Existentialism and the Nobel Prize

Fifty years ago … on October 22, 2964 … Sartre turned down the Nobel Prize in Literature. He had been selected “for his work which, rich in ideas and filled with the spirit of freedom and the quest for truth, has exerted a far-reaching influence on our age.” But seven years earlier his fellow existentialist Albert Camus accepted the prize. He had been selected “for his important literary production, which with clear-sighted earnestness illuminates the problems of the human conscience in our times.” Which of them violated existentialism? Neither did, according to Stefany Anne Goldberg: “What matters most about Existentialism is not the validity of a decision, but following out the responsibilities and implications of that decision. Both Sartre and Camus did that. They lived out the responsibilities of being the rejector and the acceptor, respectively.

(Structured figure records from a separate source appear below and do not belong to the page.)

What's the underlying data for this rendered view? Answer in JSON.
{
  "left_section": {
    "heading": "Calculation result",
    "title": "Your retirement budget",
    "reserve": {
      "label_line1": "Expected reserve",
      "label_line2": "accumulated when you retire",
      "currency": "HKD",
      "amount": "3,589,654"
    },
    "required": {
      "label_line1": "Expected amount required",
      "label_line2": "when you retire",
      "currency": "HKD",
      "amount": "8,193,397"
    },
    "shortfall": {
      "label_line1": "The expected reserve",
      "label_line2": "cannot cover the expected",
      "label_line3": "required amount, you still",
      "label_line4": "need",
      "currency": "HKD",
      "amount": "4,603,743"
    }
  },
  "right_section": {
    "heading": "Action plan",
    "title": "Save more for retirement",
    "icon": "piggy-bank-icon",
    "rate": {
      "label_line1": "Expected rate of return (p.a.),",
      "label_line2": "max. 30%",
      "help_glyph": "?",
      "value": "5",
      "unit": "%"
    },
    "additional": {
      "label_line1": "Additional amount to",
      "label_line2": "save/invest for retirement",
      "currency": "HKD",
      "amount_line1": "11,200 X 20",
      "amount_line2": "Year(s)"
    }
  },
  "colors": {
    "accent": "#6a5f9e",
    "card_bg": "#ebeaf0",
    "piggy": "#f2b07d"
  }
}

In making opposite decisions, both writers affirmed the underlying creed, which is that the choice itself is far less important than the life lived according to that choice.”

Not so foolish

“Humanity’s achievements and its self-perception are today at curious odds. We can put autonomous robots on Mars and genetically engineer malarial mosquitoes to be sterile, yet the news from popular psychology, neuroscience, economics and other fields is that we are not as rational as we like to assume. We are prey to a dismaying variety of hard-wired errors.” And so we exploit these hard-wired errors to nudge people into making the right choices. But Steven Poole claims there are ethical questions about nudging if only because “there is less reason than many think to doubt humans’ ability to be reasonable.”